また、 これも光学現象ながら「直線状の雲」と誤認され易い現象に「反薄明光線」がある。これは太陽が雲などに隠れた時、その隙間から漏れ出た光が空気中の細かい水滴や塵などによって光条として浮かび挙がるもので、裏後光などとも呼ばれる。

空の色

「空が不自然に赤い、地震の前兆ではないか」それは朝焼け/夕焼けというものだ。
これは大気に対する光の角度で変わるもので、つまり自分と太陽の位置関係だけが問題になるので、地震は関係ない。


日没後に、一部の雲だけが赤いといった報告も多い。これは雲ごとに高さ・位置が異なるために、もう日没の太陽に照らされなくなった暗い雲と夕焼けに照らされた赤い雲、まだ沈んでいない太陽に照らされる白い雲が混在することによる現象。
そもそも雲に色はなく、すべては光線の反射具合による着色なので、純粋に光学的な現象であって地震とは一切関係しない。

月に関する異常報告は概ね「色」と「大きさ」に分かれる。
色は、太陽の場合と同じだ。太陽が空の低い位置では赤く見えるのと同様に、月も低い位置では赤く見える。月は薄黄色っぽいものというイメージがあるので赤い月が異様に見えるが、実は赤い月は毎日見られるものであって地震の前兆ではない。
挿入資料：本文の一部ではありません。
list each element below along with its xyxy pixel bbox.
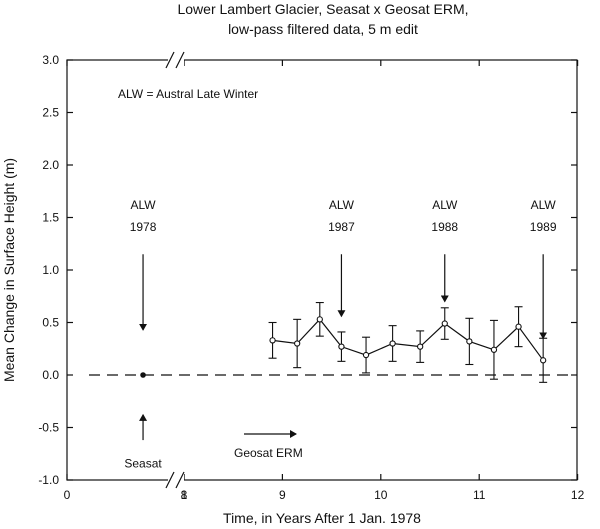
seasat-point — [140, 372, 146, 378]
alw-annotation: ALW 1989 — [530, 198, 557, 340]
geosat-point — [316, 316, 323, 323]
x-tick-label: 10 — [374, 488, 388, 502]
geosat-point — [515, 323, 522, 330]
y-tick-label: 1.0 — [42, 263, 59, 277]
y-tick-label: -1.0 — [38, 473, 59, 487]
geosat-point — [417, 343, 424, 350]
y-tick-label: 1.5 — [42, 211, 59, 225]
seasat-label: Seasat — [124, 456, 162, 470]
geosat-point — [441, 320, 448, 327]
y-tick-label: 2.0 — [42, 158, 59, 172]
axis-break-bottom — [165, 471, 185, 489]
y-axis-label: Mean Change in Surface Height (m) — [1, 158, 17, 382]
y-tick-label: 2.5 — [42, 106, 59, 120]
y-tick-label: -0.5 — [38, 421, 59, 435]
alw-annotation: ALW 1978 — [130, 198, 157, 331]
alw-year: 1989 — [530, 220, 557, 234]
geosat-point — [338, 343, 345, 350]
geosat-point — [466, 338, 473, 345]
x-ticks: 0 18 9 10 11 12 — [64, 60, 585, 502]
geosat-label: Geosat ERM — [234, 446, 303, 460]
alw-year: 1988 — [431, 220, 458, 234]
alw-label: ALW — [531, 198, 557, 212]
alw-label: ALW — [329, 198, 355, 212]
x-tick-label: 1 — [181, 488, 188, 502]
y-tick-label: 3.0 — [42, 53, 59, 67]
alw-label: ALW — [130, 198, 156, 212]
legend-note: ALW = Austral Late Winter — [118, 87, 258, 101]
chart-subtitle: low-pass filtered data, 5 m edit — [228, 21, 418, 37]
geosat-error-bars — [268, 301, 548, 383]
geosat-point — [490, 346, 498, 353]
alw-label: ALW — [432, 198, 458, 212]
alw-year: 1987 — [328, 220, 355, 234]
x-tick-label: 12 — [571, 488, 585, 502]
x-tick-label: 0 — [64, 488, 71, 502]
geosat-point — [389, 340, 396, 347]
geosat-points — [269, 316, 547, 364]
geosat-point — [362, 351, 370, 359]
alw-annotation: ALW 1987 — [328, 198, 355, 318]
x-tick-label: 11 — [473, 488, 486, 502]
alw-year: 1978 — [130, 220, 157, 234]
alw-annotations: ALW 1978 ALW 1987 ALW 1988 ALW 1989 — [130, 198, 557, 340]
axis-break-top — [165, 51, 185, 69]
geosat-point — [269, 337, 276, 344]
y-ticks: 3.0 2.5 2.0 1.5 1.0 0.5 0.0 -0.5 -1.0 — [38, 53, 577, 487]
chart-title: Lower Lambert Glacier, Seasat x Geosat E… — [177, 1, 468, 17]
x-tick-label: 8 — [181, 488, 188, 502]
geosat-series-line — [272, 318, 544, 361]
y-tick-label: 0.0 — [42, 368, 59, 382]
x-tick-label: 9 — [279, 488, 286, 502]
geosat-point — [294, 340, 301, 347]
alw-annotation: ALW 1988 — [431, 198, 458, 303]
x-axis-label: Time, in Years After 1 Jan. 1978 — [223, 510, 421, 526]
y-tick-label: 0.5 — [42, 316, 59, 330]
geosat-point — [540, 357, 547, 364]
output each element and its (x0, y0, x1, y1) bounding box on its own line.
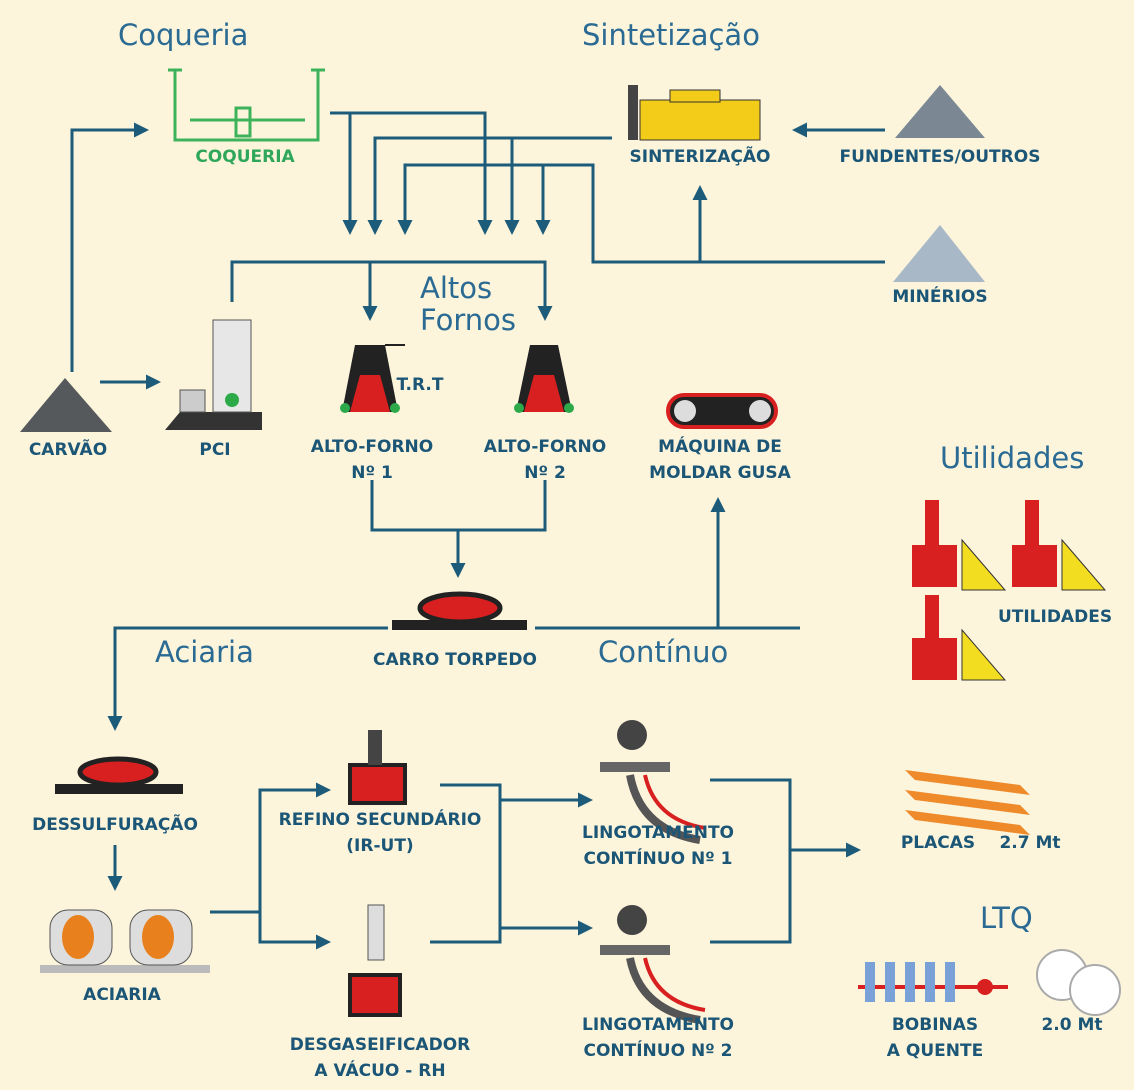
label-line: Utilidades (940, 441, 1084, 475)
label-line: PLACAS (901, 833, 975, 853)
label-line: ALTO-FORNO (311, 437, 433, 457)
section-label: Coqueria (118, 18, 248, 52)
maquina-icon (668, 395, 776, 427)
node-label: T.R.T (397, 375, 444, 395)
node-label: FUNDENTES/OUTROS (840, 147, 1041, 167)
node-label: COQUERIA (195, 147, 295, 167)
label-line: Altos (420, 271, 492, 305)
node-label: UTILIDADES (998, 607, 1112, 627)
label-line: Nº 2 (524, 463, 566, 483)
label-line: CONTÍNUO Nº 1 (583, 847, 732, 869)
label-line: Aciaria (155, 635, 254, 669)
section-label: LTQ (980, 901, 1033, 935)
label-line: COQUERIA (195, 147, 295, 167)
label-line: MOLDAR GUSA (649, 463, 791, 483)
label-line: Contínuo (598, 635, 728, 669)
label-line: ALTO-FORNO (484, 437, 606, 457)
label-line: T.R.T (397, 375, 444, 395)
node-label: PLACAS (901, 833, 975, 853)
label-line: Fornos (420, 303, 516, 337)
label-line: (IR-UT) (346, 836, 413, 856)
node-label: CARVÃO (29, 437, 107, 460)
label-line: LINGOTAMENTO (582, 1015, 734, 1035)
label-line: A QUENTE (887, 1041, 983, 1061)
label-line: CARRO TORPEDO (373, 650, 537, 670)
section-label: Aciaria (155, 635, 254, 669)
label-line: A VÁCUO - RH (314, 1059, 445, 1081)
node-label: DESSULFURAÇÃO (32, 812, 198, 835)
label-line: 2.7 Mt (999, 833, 1060, 853)
label-line: BOBINAS (892, 1015, 978, 1035)
label-line: Coqueria (118, 18, 248, 52)
label-line: Nº 1 (351, 463, 393, 483)
process-diagram: Coqueria Sintetização AltosFornos Utilidade… (0, 0, 1134, 1090)
section-label: Sintetização (582, 18, 760, 52)
label-line: MINÉRIOS (892, 285, 987, 307)
label-line: PCI (199, 440, 230, 460)
node-label: MINÉRIOS (892, 285, 987, 307)
label-line: CONTÍNUO Nº 2 (583, 1039, 732, 1061)
label-line: DESSULFURAÇÃO (32, 812, 198, 835)
section-label: Contínuo (598, 635, 728, 669)
label-line: SINTERIZAÇÃO (630, 144, 771, 167)
node-label: 2.0 Mt (1041, 1015, 1102, 1035)
node-label: SINTERIZAÇÃO (630, 144, 771, 167)
label-line: 2.0 Mt (1041, 1015, 1102, 1035)
label-line: CARVÃO (29, 437, 107, 460)
label-line: UTILIDADES (998, 607, 1112, 627)
node-label: ACIARIA (83, 985, 162, 1005)
label-line: MÁQUINA DE (658, 435, 782, 457)
section-label: Utilidades (940, 441, 1084, 475)
label-line: Sintetização (582, 18, 760, 52)
label-line: ACIARIA (83, 985, 162, 1005)
label-line: FUNDENTES/OUTROS (840, 147, 1041, 167)
node-label: CARRO TORPEDO (373, 650, 537, 670)
label-line: LINGOTAMENTO (582, 823, 734, 843)
label-line: DESGASEIFICADOR (290, 1035, 470, 1055)
label-line: REFINO SECUNDÁRIO (279, 808, 482, 830)
label-line: LTQ (980, 901, 1033, 935)
node-label: PCI (199, 440, 230, 460)
node-label: 2.7 Mt (999, 833, 1060, 853)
大きさは、全然変動しないわけではない──月は正確に地球から等距離を回るわけではないので、多少の距離変動があり見掛けの大きさがちょっとだけ変わる──が、ほとんどの報告はそういう微妙な違いを捉えたものではない。単に、「低いところにある月は大きく見える」という目の錯覚によるものだ。
上空にある月は周囲に比較対象がないが、低い月は地形が比較物になる。実際に大きさが変わるわけでもなければ、それが何か地震に作用しているわけでもなく、単に印象の問題である。
とりわけ、大きく見える月は低いところにあるから色も赤く濃く見え、それが一層不気味な印象を与える、というわけだ。